J’ai grandi loin de la ville, loin de la pollution, loin des technologies ultra sophistiquées que j’utilise au quotidien aujourd’hui comme un jeune européen. Mais contrairement à mes nouveaux amis, je sais ce qu’est la nuit, de dormir à la belle étoile, de me nourrir pendant trois mois exclusivement du lait de mes chamelles, ni eau, ni nourriture oblige.
Je n’ai jamais eu peur de marcher pendant des heures, pendant des mois, à la recherche de pâturage pour mon troupeau, de jour comme de nuit, ou pour retrouver des jeunes et partager notre danse traditionnelle, le Dhanto, interdite par les terroristes.
Ici, il n’y en a que pour la voiture, qui vous rend dépendant de tout. Du temps comme du pétrole et de l’argent. Qui vous rend malade aussi, et flasque, à force de vous déplacer sans bouger.

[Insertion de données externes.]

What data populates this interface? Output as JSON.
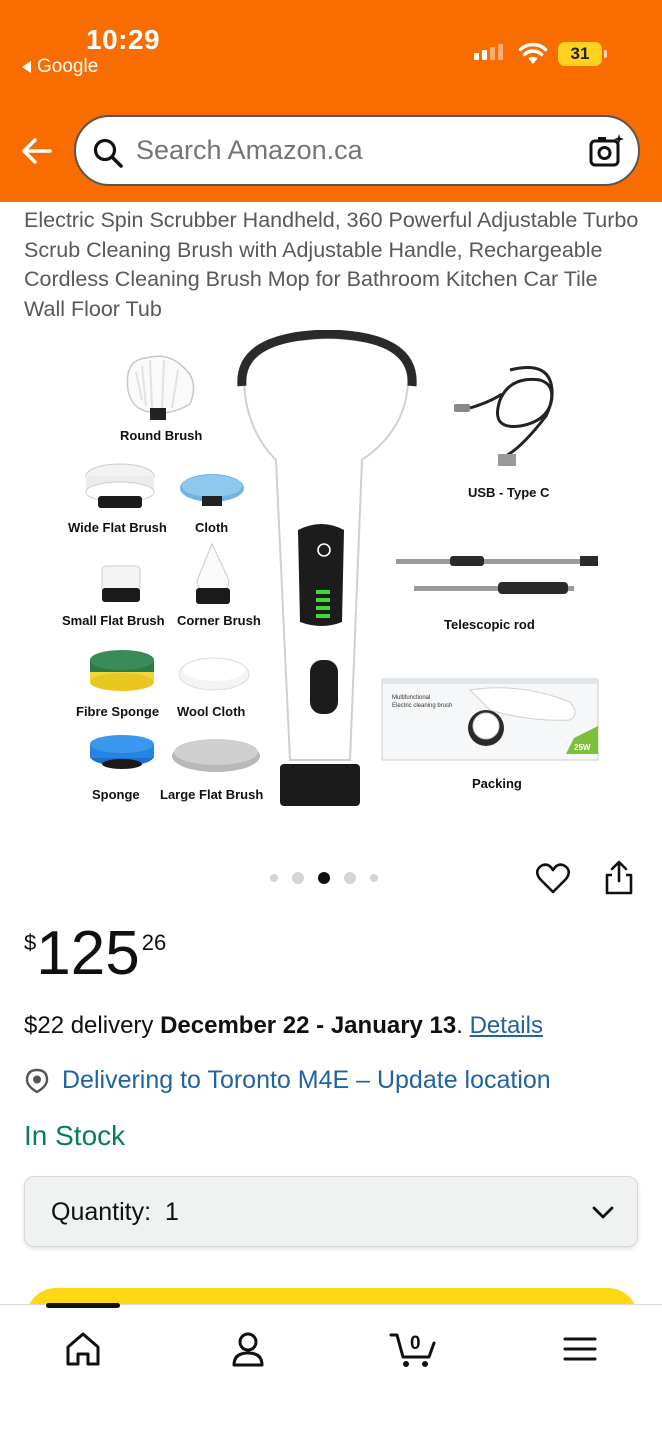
{
  "status_bar": {
    "time": "10:29",
    "back_app": "Google",
    "battery": "31"
  },
  "search": {
    "placeholder": "Search Amazon.ca"
  },
  "product": {
    "title": "Electric Spin Scrubber Handheld, 360 Powerful Adjustable Turbo Scrub Cleaning Brush with Adjustable Handle, Rechargeable Cordless Cleaning Brush Mop for Bathroom Kitchen Car Tile Wall Floor Tub",
    "image": {
      "accessory_labels": {
        "round_brush": "Round Brush",
        "wide_flat_brush": "Wide Flat Brush",
        "cloth": "Cloth",
        "small_flat_brush": "Small Flat Brush",
        "corner_brush": "Corner Brush",
        "fibre_sponge": "Fibre Sponge",
        "wool_cloth": "Wool Cloth",
        "sponge": "Sponge",
        "large_flat_brush": "Large Flat Brush",
        "usb": "USB - Type C",
        "telescopic_rod": "Telescopic rod",
        "packing": "Packing"
      },
      "box_text": [
        "Multifunctional",
        "Electric cleaning brush"
      ],
      "box_badge": "25W"
    },
    "carousel": {
      "count": 5,
      "active_index": 2
    }
  },
  "price": {
    "symbol": "$",
    "whole": "125",
    "fraction": "26"
  },
  "delivery": {
    "prefix": "$22 delivery ",
    "dates": "December 22 - January 13",
    "suffix": ". ",
    "details_link": "Details"
  },
  "location": {
    "text": "Delivering to Toronto M4E – Update location"
  },
  "stock": {
    "status": "In Stock"
  },
  "quantity": {
    "label": "Quantity:",
    "value": "1"
  },
  "cart": {
    "count": "0"
  },
  "colors": {
    "header": "#f86c00",
    "link": "#2162a1",
    "in_stock": "#067d62",
    "buy_button": "#ffd814"
  }
}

Alors bien sûr, avec les publicités qui vantent la voiture électrique, je me dis que le progrès apporte finalement une partie de solution au problème du réchauffement climatique.
Alors bien sûr, il reste le jogging avec des chaussures créées pour tel ou tel usage sportif, quand je n’ai toujours eu que des sandales, le jogging et les salles de sport. Le hic, c’est que c’est une solution de riche pour problème de riche. Même vos pauvres continuent de rouler au diesel en France.
Chez moi, nous disons comme vous « L’union fait la force ». Je ne vois pas comment assurer un avenir meilleur à la planète et aux populations, si l’urgence ne s’accompagne pas d’une prise de conscience généralisée et d’un effort partagé, solidaire.